Nic tak nie działa na wyobraźnię jak liczby. Do tego wniosku doszli kanadyjscy naukowcy ze Smart Prosperity Institute (wcześniej Sustainable Prosperity) i postanowili wyliczyć ile dokładnie – pozycja po pozycji – kosztuje rozlewanie się miast. Wyszło, że ponad 144 proc. więcej niż gdy miasto jest gęste.
Kanadyjczycy zrobili łatwą do porównania kalkulację ile kosztują poszczególne elementy miejskiego wyposażenia w przypadku gęsto zabudowanych dzielnic miejskich i rozlewających się po horyzont przedmieści. Wszystko w przeliczeniu na pojedyncze gospodarstwo domowe dało imponujący wynik 3.462 dolarów rocznie na przedmieściach i znacznie skromniejszych 1.416 dolarów w mieście.

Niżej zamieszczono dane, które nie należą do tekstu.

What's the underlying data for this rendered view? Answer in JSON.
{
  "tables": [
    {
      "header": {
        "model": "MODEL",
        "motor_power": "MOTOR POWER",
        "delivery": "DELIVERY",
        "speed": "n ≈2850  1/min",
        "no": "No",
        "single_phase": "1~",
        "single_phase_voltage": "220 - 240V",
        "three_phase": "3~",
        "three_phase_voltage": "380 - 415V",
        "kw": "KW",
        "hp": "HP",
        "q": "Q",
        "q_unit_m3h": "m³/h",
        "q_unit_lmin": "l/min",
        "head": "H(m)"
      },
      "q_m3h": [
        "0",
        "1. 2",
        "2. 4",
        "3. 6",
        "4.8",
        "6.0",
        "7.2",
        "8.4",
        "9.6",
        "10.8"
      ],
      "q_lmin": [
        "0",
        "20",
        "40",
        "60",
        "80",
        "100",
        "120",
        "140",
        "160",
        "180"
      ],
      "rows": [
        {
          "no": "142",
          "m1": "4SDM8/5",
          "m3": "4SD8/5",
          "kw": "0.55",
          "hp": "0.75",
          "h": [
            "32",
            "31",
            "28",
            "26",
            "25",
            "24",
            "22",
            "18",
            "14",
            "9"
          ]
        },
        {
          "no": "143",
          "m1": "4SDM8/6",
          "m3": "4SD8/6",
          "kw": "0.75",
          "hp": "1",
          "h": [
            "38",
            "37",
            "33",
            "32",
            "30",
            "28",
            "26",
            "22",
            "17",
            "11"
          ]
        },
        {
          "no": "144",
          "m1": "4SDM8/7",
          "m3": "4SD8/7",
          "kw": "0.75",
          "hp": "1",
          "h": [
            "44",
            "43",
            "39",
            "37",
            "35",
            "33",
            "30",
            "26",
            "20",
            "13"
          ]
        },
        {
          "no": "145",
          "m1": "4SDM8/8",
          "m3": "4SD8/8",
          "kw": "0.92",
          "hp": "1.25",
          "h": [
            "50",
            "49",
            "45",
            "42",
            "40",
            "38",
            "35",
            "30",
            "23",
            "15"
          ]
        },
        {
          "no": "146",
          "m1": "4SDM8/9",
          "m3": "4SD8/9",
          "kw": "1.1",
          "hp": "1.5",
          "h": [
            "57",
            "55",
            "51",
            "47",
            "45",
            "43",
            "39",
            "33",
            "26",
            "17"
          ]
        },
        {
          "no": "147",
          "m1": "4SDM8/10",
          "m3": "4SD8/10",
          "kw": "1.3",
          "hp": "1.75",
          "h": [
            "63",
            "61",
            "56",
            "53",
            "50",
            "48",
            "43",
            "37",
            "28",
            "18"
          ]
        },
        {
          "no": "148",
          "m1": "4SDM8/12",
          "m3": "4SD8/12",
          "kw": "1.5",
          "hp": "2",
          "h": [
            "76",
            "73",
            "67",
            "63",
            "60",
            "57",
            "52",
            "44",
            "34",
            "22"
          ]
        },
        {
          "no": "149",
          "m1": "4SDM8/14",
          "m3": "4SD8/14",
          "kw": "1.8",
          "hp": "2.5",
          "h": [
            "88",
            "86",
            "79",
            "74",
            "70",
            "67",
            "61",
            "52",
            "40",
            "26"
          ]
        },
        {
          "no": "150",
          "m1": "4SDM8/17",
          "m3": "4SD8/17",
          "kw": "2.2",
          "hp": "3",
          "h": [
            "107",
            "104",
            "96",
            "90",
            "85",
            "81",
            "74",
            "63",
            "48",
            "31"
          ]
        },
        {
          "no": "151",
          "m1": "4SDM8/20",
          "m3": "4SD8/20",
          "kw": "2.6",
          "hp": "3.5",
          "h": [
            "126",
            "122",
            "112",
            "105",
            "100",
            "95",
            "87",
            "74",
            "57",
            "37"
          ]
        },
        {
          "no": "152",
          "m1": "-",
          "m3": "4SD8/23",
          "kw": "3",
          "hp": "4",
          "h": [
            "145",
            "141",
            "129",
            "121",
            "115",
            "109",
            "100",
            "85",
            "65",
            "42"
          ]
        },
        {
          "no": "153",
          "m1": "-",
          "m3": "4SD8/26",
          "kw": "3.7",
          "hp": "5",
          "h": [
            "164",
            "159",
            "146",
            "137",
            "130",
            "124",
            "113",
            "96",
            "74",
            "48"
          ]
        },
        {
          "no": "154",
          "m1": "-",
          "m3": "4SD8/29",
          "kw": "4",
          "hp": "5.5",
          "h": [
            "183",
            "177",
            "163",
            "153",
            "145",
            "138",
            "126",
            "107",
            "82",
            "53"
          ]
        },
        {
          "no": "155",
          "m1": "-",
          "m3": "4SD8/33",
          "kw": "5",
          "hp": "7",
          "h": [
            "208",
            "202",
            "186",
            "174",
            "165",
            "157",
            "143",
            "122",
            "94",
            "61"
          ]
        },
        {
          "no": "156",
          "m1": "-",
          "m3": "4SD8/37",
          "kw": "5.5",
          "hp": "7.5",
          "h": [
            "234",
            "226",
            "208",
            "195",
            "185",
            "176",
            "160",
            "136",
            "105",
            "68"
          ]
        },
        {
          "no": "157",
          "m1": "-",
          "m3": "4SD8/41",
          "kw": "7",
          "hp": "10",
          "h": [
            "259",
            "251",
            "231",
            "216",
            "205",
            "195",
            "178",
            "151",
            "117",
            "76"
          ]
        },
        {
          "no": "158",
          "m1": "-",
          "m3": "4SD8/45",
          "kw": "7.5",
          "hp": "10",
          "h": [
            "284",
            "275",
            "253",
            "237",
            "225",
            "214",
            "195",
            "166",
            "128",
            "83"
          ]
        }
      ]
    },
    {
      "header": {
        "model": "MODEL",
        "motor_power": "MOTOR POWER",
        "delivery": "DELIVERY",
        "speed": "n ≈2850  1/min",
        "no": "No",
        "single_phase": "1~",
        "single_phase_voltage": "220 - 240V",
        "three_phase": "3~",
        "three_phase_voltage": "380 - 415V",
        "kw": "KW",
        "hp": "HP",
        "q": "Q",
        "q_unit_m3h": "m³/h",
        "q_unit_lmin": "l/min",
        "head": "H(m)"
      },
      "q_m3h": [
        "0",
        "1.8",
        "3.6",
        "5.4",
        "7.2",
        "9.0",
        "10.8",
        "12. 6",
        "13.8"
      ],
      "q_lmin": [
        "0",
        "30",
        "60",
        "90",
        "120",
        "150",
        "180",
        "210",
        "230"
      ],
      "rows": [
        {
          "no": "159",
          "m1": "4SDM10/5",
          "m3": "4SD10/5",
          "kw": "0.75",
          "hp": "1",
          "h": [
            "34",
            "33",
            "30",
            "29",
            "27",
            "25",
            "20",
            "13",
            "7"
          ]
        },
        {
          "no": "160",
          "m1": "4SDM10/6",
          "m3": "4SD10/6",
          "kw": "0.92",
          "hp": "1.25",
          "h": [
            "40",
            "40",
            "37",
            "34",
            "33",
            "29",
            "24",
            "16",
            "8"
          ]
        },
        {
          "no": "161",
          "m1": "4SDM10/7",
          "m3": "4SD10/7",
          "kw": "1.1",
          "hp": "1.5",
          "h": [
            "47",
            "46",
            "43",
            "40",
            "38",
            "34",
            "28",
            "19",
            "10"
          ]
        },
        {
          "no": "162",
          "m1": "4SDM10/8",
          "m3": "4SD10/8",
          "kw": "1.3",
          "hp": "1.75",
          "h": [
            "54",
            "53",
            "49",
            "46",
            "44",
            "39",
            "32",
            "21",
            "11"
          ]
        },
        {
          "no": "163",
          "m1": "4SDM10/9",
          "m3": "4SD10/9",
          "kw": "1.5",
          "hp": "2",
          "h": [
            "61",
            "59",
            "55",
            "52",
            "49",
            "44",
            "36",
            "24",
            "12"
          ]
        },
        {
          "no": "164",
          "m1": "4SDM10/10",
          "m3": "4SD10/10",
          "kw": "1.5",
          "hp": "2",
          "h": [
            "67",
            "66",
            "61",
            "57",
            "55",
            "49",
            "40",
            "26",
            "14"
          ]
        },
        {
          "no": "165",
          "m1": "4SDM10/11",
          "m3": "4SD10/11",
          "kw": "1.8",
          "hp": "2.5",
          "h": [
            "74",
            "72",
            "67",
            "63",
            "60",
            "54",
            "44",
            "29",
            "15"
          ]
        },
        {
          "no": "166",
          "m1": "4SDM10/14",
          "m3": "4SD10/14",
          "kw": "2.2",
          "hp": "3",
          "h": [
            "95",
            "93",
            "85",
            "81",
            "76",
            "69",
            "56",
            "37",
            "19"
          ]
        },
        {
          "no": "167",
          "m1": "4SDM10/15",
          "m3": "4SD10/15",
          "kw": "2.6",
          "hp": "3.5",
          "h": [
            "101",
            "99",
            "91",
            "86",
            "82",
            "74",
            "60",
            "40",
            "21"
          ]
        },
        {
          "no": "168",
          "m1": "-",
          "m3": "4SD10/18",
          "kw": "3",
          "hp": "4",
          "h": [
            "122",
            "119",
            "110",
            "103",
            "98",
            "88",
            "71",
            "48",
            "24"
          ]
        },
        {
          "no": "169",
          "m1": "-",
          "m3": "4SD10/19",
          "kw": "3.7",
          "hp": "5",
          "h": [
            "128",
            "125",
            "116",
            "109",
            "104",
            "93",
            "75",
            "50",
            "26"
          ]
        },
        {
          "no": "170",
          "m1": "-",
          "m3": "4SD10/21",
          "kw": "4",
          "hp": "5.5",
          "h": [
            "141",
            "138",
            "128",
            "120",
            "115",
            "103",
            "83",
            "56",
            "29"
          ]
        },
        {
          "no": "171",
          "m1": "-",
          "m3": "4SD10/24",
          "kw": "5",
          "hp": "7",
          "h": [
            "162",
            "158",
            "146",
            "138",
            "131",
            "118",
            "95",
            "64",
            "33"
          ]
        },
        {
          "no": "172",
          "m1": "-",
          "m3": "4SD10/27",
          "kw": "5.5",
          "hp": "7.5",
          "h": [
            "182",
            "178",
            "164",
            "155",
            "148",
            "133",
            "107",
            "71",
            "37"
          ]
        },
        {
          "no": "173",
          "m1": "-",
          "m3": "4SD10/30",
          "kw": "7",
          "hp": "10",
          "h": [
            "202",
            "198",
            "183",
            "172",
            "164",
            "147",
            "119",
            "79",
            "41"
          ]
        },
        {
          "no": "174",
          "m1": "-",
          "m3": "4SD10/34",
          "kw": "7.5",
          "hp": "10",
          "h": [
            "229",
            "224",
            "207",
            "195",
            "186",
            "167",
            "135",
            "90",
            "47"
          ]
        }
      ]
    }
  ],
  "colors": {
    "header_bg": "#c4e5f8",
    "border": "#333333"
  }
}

Pomijając zaskoczenie jakie przynosi wiadaomość, że niemal najdroższa jest straż pożarna (406 vs. 177 dol.) najbardziej rzucają się pokazane na grafice różnice związane z infrastrukturą: drogi (280 vs. 26 dol.), chodniki (194 vs. 27 dol.) czy wodociągi (197 vs. 42 dol.). Zaskakuje za to spora różnica w koszcie infrastruktury związanej z odprowadzanej wody, która na przedmieściach stanowi najwyższy wydatek (613 vs. 147 dol.). Większość współczesnego wyposażenia jest jednak mniej więcej dwukrotnie droższa na przedmieściu (także parki i miejsca rekreacji) i właściwie tylko wywóz śmieci kosztuje tyle samo.
/Fot: Nayuki//
PRZECZYTAJ TAKŻE:
Jeszcze nie dodano komentarza!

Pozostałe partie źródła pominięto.